3. После событий в Восточной Европе 1956, 1968 и 1980-81 гг. обреченность т. н. советской системы, социалистического содружества и Ялтинского мира становилась все более очевидной. Открытыми оставались лишь вопросы: когда, по какому сценарию (только бы не кровавому!), где и с чего начнется? Развал начался много раньше августа 1991 г. В ГДР, Польше, Прибалтике, Казахстане, Закавказье и других районах почва заколебалась уже в конце 1980-х. Эта «сейсмика» – отнюдь не локального, как кому-то хотелось ее представить, значения – знаменовала конец длившийся десятилетия эпохи глобального противостояния двух основных политико-идеологических систем второй половины ХХ века. Август-декабрь 91-го поставили промежуточную точку в истории территорий, носивших название СССР и т. н. социалистического содружества.
Исчезновение с политической карты Советского Союза резко нарушило традиционный баланс сил, обнаружило экономическую, политическую, да и военную слабость основной его правопреемницы – России, не говоря уже о большинстве других «осколков», порой весьма внушительных размеров.
Политические векторы восточноевропейских сателлитов однозначно переориентировались на Запад, а сами они обрели «статус» центрально-европейских стран, оставив сомнительную честь восточно-европейства России (до Урала? а за ним?), Украине, Белоруссии и, может быть, кому-то еще.… Здесь много геополитических и географических неясностей, одна из них – участие в ОБСЕ формально неевропейских государств, что они почитают за благо, т. к. убеждены в прогрессивности для них, как и для России, европейской модели политического и экономического развития, сколь велики бы ни были накопленное отставание и тяготы для населения.
Главным итогом последовавшего за августом 1991 г. десятилетия стало осознание мировым сообществом катастрофического снижения роли России на мировой арене, несмотря на все «семерки » и «восьмерки». Но менее всего это фундаментальное понимание достигло массового сознания россиян.
В 1990-х годах для России оставалась характерной несоразмерность внешнеполитических амбиций и реальных возможностей, отсутствие внятно сформулированых подлинных национальных интересов, включая адекватную доктрину национальной безопасности. Ведь нельзя же всерьез считать таковыми принимавшиеся не раз доктрины разных наименований, включая одиозно-абсурдную доктрину информационной безопасности, по существу направленную против истинных национальных интересов отсталой и зависимой в области информационных технологий страны.
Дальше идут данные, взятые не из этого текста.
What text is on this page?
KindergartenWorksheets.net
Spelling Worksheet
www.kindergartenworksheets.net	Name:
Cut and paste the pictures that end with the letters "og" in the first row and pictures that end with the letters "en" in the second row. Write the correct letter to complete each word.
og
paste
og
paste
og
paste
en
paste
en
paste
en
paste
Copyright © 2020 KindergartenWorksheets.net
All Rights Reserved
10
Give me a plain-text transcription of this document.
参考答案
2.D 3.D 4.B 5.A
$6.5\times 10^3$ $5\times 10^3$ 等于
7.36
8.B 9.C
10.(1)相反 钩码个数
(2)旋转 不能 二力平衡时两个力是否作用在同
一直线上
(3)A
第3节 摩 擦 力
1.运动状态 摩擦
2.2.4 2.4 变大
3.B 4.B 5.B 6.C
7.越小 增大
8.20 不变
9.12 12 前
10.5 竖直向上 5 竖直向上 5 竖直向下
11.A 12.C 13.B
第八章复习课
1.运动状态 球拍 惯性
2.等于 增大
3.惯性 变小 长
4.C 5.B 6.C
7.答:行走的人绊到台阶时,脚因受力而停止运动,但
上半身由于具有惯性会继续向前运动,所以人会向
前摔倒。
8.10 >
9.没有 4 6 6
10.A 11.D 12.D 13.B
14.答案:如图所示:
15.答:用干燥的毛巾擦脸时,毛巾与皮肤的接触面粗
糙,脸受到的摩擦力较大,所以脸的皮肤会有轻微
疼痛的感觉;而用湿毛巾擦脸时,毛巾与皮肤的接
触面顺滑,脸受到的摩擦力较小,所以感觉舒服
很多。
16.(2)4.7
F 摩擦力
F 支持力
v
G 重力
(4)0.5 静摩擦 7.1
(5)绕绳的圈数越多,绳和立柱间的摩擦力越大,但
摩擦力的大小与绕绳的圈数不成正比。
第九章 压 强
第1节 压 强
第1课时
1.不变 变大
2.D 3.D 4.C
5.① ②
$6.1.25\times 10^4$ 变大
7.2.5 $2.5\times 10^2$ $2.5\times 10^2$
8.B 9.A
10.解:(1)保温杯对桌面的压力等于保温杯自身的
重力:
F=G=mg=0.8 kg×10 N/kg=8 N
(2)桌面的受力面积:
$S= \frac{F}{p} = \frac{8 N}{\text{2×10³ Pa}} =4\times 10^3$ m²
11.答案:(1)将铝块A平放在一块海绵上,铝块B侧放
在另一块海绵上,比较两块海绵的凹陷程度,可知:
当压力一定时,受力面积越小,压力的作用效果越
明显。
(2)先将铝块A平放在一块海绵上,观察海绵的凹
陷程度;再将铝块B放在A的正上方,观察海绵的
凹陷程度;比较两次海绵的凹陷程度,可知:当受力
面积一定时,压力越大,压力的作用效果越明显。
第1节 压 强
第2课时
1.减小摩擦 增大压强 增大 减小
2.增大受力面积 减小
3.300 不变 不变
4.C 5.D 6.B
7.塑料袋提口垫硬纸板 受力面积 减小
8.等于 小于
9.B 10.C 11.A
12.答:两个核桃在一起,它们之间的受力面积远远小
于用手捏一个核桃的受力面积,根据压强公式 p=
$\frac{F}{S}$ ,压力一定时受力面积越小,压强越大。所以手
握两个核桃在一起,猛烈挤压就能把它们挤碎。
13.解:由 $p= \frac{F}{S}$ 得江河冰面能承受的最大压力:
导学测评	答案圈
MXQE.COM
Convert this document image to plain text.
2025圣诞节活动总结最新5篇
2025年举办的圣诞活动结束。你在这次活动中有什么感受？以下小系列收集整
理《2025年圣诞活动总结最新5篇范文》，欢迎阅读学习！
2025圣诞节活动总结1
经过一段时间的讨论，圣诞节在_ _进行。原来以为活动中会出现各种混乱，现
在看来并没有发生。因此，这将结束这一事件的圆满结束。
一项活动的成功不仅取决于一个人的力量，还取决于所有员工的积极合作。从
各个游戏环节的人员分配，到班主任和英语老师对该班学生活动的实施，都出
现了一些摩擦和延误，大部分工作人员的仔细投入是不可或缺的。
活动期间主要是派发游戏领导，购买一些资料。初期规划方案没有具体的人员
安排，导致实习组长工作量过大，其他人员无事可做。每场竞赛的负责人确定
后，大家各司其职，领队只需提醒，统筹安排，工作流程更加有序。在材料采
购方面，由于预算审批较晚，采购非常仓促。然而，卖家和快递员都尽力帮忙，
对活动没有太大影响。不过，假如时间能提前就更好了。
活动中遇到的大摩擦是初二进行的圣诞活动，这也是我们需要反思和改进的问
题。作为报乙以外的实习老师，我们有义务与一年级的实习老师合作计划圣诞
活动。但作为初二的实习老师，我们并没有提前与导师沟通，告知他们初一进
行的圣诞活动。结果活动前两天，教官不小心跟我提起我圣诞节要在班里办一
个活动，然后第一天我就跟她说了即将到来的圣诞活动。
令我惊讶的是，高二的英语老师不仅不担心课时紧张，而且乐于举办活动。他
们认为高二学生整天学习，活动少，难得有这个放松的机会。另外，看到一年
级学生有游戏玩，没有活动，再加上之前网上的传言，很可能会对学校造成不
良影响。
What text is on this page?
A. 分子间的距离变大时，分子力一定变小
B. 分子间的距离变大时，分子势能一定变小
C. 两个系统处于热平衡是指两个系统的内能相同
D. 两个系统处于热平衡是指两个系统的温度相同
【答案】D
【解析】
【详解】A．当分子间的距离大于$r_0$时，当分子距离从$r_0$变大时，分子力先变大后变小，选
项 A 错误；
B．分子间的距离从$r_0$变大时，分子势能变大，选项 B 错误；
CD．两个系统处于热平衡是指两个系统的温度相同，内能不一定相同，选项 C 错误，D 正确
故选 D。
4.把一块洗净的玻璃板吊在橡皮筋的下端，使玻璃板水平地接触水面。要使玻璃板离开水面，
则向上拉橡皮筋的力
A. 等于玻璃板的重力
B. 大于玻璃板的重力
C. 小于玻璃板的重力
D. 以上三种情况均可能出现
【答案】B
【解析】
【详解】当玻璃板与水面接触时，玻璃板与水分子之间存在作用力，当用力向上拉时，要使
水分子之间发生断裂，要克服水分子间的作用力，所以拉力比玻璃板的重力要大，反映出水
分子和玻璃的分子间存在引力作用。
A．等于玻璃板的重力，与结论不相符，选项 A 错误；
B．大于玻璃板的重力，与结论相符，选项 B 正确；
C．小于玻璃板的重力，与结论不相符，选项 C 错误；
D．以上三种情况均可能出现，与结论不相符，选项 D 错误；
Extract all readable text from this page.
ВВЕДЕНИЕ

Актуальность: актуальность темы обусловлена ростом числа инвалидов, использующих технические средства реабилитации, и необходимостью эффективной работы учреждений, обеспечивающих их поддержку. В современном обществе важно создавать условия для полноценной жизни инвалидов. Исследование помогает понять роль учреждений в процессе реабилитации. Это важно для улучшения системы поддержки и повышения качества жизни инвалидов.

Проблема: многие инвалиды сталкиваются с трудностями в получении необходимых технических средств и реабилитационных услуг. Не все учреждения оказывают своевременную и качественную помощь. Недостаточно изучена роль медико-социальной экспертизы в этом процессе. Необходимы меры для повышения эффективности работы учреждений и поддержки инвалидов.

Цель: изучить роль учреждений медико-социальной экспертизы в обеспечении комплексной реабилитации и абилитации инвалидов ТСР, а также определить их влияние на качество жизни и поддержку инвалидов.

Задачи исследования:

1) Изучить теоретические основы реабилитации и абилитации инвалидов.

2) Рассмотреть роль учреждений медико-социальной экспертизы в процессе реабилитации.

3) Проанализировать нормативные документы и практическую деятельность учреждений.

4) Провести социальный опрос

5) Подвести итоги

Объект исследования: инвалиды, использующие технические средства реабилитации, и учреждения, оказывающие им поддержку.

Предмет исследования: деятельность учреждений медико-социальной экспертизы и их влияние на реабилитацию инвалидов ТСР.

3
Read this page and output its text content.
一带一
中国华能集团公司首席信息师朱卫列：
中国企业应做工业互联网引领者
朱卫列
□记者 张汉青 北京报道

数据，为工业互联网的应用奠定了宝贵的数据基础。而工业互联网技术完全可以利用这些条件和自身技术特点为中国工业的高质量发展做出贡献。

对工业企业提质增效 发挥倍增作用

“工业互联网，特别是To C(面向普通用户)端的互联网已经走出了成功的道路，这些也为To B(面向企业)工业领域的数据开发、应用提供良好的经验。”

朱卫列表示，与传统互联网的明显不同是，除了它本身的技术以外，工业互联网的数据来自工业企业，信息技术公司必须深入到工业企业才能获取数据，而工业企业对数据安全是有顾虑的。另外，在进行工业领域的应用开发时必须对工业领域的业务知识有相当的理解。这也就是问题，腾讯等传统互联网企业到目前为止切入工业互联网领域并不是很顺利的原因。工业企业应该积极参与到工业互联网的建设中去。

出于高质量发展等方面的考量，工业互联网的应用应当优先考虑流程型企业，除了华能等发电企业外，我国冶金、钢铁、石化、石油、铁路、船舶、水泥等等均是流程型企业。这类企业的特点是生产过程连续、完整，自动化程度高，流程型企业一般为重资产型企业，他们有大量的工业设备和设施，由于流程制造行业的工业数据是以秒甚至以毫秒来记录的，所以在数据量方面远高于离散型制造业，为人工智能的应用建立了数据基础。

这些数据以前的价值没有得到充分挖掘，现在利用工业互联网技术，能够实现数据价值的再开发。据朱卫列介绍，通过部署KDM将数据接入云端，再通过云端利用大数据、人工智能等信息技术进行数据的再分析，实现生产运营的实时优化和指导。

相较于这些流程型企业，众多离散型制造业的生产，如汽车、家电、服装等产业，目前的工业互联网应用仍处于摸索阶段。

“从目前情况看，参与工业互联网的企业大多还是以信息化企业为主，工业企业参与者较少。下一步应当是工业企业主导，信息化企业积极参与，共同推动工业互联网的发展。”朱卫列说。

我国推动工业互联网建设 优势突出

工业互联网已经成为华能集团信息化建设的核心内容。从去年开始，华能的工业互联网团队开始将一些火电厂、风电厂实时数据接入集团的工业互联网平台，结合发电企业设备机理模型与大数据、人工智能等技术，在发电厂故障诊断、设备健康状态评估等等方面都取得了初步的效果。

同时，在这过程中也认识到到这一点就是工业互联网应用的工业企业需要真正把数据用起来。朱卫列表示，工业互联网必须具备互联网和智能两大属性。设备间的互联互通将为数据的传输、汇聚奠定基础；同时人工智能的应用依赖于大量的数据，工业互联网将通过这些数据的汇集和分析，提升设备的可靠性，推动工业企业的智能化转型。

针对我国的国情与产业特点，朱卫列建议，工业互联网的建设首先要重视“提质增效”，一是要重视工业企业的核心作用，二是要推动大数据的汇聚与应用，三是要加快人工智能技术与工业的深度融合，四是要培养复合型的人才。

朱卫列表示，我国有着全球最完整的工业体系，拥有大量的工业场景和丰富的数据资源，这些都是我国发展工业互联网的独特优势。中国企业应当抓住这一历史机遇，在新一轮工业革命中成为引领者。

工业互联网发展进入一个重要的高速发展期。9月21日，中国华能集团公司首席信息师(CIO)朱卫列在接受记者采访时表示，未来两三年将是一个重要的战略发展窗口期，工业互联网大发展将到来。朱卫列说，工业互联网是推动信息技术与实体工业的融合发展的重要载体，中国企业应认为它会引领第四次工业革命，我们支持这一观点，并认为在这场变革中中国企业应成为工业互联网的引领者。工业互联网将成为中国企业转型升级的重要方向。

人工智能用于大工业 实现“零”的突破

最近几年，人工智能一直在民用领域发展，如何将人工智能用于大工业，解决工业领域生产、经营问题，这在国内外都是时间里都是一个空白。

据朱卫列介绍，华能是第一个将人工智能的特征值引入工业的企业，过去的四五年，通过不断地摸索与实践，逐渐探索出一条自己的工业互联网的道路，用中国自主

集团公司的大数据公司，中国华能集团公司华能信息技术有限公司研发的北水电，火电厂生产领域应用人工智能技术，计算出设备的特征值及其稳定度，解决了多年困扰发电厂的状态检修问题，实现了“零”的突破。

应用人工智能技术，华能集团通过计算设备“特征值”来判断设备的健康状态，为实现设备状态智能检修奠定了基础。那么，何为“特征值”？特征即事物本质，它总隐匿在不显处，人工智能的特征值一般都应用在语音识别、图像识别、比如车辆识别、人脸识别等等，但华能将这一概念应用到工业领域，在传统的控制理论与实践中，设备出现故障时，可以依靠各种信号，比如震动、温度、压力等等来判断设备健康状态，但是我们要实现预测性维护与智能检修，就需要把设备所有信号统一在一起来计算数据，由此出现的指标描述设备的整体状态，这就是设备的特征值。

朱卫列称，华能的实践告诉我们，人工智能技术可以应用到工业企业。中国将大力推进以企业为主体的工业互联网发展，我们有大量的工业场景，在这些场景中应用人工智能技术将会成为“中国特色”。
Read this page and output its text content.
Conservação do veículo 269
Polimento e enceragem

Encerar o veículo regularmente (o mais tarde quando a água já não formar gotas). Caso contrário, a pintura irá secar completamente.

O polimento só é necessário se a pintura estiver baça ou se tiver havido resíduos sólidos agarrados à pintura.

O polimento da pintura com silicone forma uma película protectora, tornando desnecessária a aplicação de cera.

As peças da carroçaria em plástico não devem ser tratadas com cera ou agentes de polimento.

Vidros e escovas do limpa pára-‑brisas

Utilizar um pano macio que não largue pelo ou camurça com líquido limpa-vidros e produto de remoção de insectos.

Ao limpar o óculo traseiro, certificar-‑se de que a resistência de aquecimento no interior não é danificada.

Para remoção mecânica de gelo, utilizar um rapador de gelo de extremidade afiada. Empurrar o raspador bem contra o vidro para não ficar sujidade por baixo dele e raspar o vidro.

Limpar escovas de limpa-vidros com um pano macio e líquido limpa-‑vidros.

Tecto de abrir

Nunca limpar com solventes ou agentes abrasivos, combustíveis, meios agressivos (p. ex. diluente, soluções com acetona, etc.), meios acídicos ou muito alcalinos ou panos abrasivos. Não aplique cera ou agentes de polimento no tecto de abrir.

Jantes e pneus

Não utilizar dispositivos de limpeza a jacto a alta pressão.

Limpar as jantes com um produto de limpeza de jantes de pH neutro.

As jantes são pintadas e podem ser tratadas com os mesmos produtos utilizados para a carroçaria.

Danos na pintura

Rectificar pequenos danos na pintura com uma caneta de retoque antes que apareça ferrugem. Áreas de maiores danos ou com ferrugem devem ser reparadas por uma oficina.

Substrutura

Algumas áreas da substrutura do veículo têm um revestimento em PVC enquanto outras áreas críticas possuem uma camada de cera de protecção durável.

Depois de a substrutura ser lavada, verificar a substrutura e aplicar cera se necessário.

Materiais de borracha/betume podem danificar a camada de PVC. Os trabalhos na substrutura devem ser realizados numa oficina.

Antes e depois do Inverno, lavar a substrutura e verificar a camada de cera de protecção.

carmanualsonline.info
Конечно, август 1991 г. являлся как бы ударной волной, которая в высокоскоростном потоке истории резко меняет характер ее течения и за которой начинается формирование иного движения, хотя и подчиняющегося основным законам природы. Но сходные по значимости явления происходили в мире в последние 15-25 лет и вне зависимости от событий в СССР и Восточной Европе. У них могли быть иные причины, но они так же приводили к осознанию миром нетрадиционных вызовов и угроз – таких, как экология и глобальное потепление, «перелом» в привычных демографических тенденциях (см. монографию С.П. Капицы), выход на первый план локальных конфликтов на национальной, религиозной и политической почве, глобализация, ослабление роли ООН и т. п. Все это поставило перед человечеством огромное количество вопросов, и чем раньше Россия включится в их анализ и поиски решений в сотрудничестве с цивилизованными международными институтами, тем больше у нее останется шансов успеть вскочить на подножку уходящего экспресса.